La fiesta fue suntuosa: Polidectes había hecho preparar las comidas
más exquisitas. Cada invitado había traído un regalo al amo de los dominios,
tal como lo exigía la costumbre.
—Y bien, Perseo —preguntó de golpe Polidectes—, ¿qué piensas de todos
estos regalos? ¿Te parecen dignos de nosotros?
—Señor —respondió Perseo con una mueca de despecho—, sólo veo allí
cosas muy ordinarias: copas de oro, caballos, arneses.
—¡Pretencioso! ¿Qué cosa tan original, pues, querías que me trajeran?
—No sé... ¡la cabeza de Medusa, por ejemplo!
Un murmullo de temor circuló entre los invitados: Medusa era, de las
tres gorgonas, la de mayor tamaño y la más peligrosa.

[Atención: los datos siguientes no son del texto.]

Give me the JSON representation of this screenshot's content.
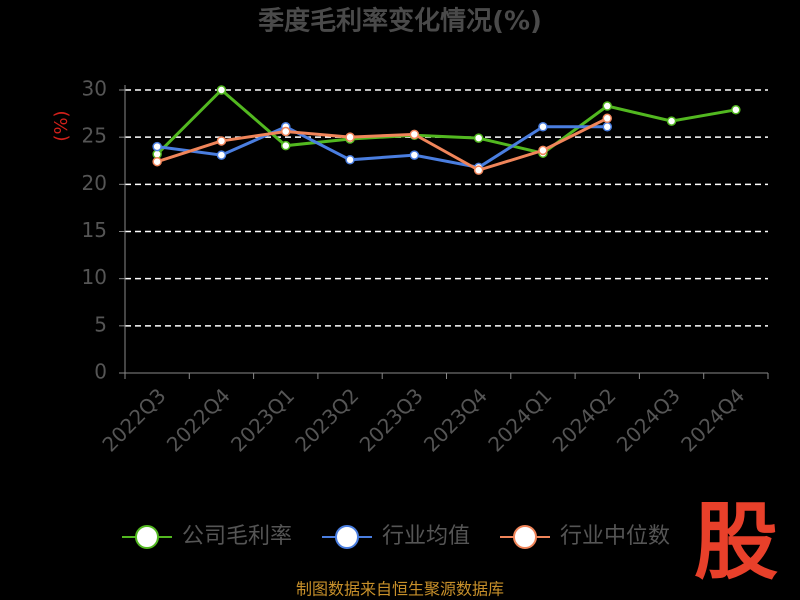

Se ignoraba dónde vivían
esas tres hermanas monstruosas, ¡pero se sabía que su cabellera estaba hecha de
serpientes venenosas y, sobre todo, que su mirada petrificaba en el instante a
todo aquel que se atreviera a mirarlas!
—A propósito —dijo Polidectes—, tú, Perseo, ¿qué regalo nos has hecho?
El muchacho bajó la cabeza refunfuñando: ¿qué habría podido traer a su
anfitrión?
—¡Y bien, te tomo la palabra! —decretó Polidectes—. Te ordeno que me
traigas la cabeza de Medusa. No regreses al palacio sin ella.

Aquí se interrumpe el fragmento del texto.